It’s déjà vu all over again. In a 6-3 ruling this week, the Mississippi Supreme Court struck down the state’s constitutional ballot initiative process. This is not the first time MS’ highest court killed off direct democracy on a technicality, though the last time was a century ago.

In the second decade of the 20th century, the Mississippi legislature referred two direct democracy amendments to the people for adoption. In 1912, the referred measure was defeated at the polls, gaining only 35% of the popular vote. In 1914, though, Mississippi voters passed the measure with 69% of the vote, adding, at least nominally, the right of people to place statewide measures on the ballot. In 1922, the state’s Supreme Court voided the election. My article in the APSR with Dustin Fridkin looks at some of the factors that led to the legislative referral to the people of measures such as these.

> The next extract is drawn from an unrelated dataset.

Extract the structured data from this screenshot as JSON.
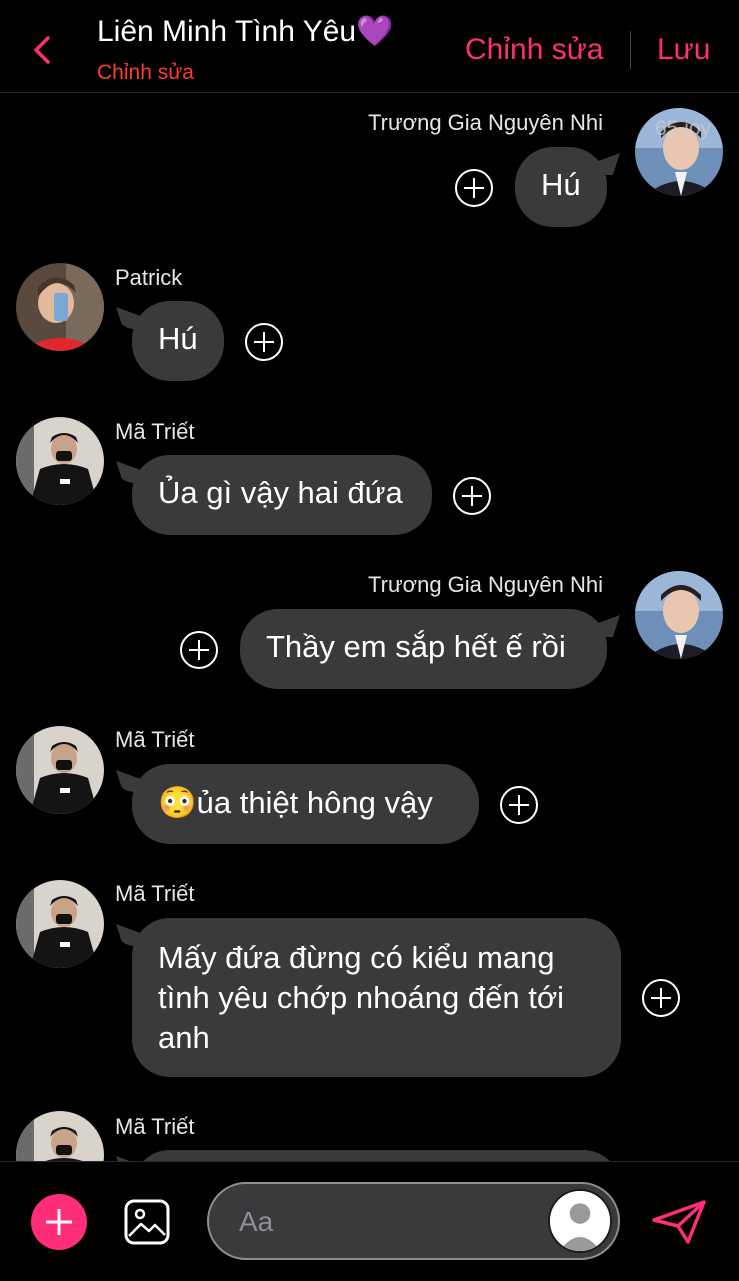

The 1914 legislative referral gave considerable power to the citizens, at least in theory. Initiative petitions, for either constitutional amendments or statutes, required valid signatures from 7,500 qualified voters to qualify a statewide measure for the ballot. The Governor could not veto an initiative if approved by the electorate. An initial legal challenge, Howie v. Brantley (1917), the state Supreme Court upheld the initiative process (as well as the popular referendum). Several years later, after a group circulated a ballot initiative to reduce the $40,000 annual salary of the State Revenue Agent, Stokes V. Robertson, Robertson sued in state court, arguing that the 1914 referred measure placed on the ballot by the legislature was invalid for a technical reason, specifically, that it did not allow voters to to “vote for or against each amendment separately.” In 1922, the Mississippi Supreme Court reversed its earlier ruling and held that the state’s short-lived (and never actualized) initiative process was unconstitutional.